Long before these shops proliferated people grew their own fruit and vegetables in kitchen gardens. At least they did where I grew up. Each of the big estates like Renny Hill had excellent kitchen gardens. It had had a well cultivated garden of about one acre. But by the time I got to haunt the property it had become over- grown. The fruit trees almost made a continuous canopy over the area that once grew patches of potatoes, leeks, lettuce, or whatever.

The orchard included fruit trees once considered exotic. Persimmons, medlars, crab apples and cumquats grew among the vegetables. My favourite was the fig tree. At the time I first knew the garden it must have been sixty or seventy years old.
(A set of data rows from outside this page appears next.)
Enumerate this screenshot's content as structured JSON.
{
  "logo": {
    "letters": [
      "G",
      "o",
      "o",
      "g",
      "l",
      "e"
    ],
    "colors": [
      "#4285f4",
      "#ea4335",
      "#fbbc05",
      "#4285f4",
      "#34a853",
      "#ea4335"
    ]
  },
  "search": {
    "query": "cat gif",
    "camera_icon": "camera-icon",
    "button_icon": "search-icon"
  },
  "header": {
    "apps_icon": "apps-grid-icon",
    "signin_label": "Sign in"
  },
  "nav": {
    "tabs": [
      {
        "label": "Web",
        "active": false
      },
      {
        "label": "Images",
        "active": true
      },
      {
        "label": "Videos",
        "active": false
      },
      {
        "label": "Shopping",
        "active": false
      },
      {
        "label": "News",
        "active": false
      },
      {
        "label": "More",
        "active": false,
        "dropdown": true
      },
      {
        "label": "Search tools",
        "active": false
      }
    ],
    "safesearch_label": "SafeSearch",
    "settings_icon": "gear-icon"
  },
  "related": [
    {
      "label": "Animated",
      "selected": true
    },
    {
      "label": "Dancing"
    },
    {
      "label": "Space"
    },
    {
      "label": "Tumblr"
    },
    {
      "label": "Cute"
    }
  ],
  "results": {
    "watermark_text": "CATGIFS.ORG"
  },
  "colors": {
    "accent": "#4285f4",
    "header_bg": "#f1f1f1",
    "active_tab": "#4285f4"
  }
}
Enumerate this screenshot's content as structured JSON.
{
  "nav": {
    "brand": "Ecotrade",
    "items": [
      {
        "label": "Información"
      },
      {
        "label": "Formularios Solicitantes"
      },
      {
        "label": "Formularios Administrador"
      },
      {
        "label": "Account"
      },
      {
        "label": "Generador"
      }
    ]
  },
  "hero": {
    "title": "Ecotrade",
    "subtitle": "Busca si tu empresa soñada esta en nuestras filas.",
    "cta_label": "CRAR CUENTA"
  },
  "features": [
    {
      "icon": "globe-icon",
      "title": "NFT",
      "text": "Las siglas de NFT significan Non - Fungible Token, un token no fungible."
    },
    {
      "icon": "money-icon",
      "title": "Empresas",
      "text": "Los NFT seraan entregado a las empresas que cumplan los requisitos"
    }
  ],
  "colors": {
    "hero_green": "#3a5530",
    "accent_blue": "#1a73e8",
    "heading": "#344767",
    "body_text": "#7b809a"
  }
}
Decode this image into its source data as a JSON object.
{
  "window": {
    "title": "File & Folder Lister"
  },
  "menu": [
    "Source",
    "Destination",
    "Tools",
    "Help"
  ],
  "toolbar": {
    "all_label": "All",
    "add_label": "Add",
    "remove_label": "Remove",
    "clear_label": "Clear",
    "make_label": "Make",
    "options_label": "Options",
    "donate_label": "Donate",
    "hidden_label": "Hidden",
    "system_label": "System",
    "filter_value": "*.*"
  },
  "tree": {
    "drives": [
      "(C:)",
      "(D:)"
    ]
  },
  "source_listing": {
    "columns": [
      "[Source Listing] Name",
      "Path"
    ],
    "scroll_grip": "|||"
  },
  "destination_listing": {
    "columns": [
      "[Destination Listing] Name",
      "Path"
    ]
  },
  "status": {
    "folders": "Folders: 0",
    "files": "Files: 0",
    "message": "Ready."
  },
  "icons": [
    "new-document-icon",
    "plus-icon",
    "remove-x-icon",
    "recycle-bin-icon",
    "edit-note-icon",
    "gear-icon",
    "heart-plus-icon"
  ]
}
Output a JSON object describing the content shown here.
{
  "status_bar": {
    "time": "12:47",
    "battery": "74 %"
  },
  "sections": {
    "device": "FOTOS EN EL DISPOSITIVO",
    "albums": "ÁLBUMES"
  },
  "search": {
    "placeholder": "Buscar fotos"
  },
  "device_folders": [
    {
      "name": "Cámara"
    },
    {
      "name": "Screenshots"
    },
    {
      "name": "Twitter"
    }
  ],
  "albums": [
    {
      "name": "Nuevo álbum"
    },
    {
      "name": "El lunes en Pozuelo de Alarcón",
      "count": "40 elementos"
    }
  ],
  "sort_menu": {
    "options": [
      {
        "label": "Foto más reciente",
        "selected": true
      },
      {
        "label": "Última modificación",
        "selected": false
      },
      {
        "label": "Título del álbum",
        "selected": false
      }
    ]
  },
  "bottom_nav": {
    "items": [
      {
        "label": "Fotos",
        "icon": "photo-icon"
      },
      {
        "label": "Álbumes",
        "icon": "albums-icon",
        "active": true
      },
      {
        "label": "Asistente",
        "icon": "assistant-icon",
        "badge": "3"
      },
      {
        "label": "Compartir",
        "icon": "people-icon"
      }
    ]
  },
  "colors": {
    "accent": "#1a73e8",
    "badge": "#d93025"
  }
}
It had wide spreading limbs like the chestnut, and the walnut, but twice a year without fail it produced the most succulent fruit. The tree had so much fruit there was enough on it for the family, their friends, and the possums.

I so loved the sweet fruit I remember picking it straight from the tree as we played under it. As a result I have often planted one in the gardens we have created. My latest little back yard has not got much space but I am training a fig to grow along the fence. Currently the young tree has about half a dozen figs. I know I have too few at present to share them with my neighbours and I have no intention at all to share them with the possums, so I am protecting them, and checking on them every day.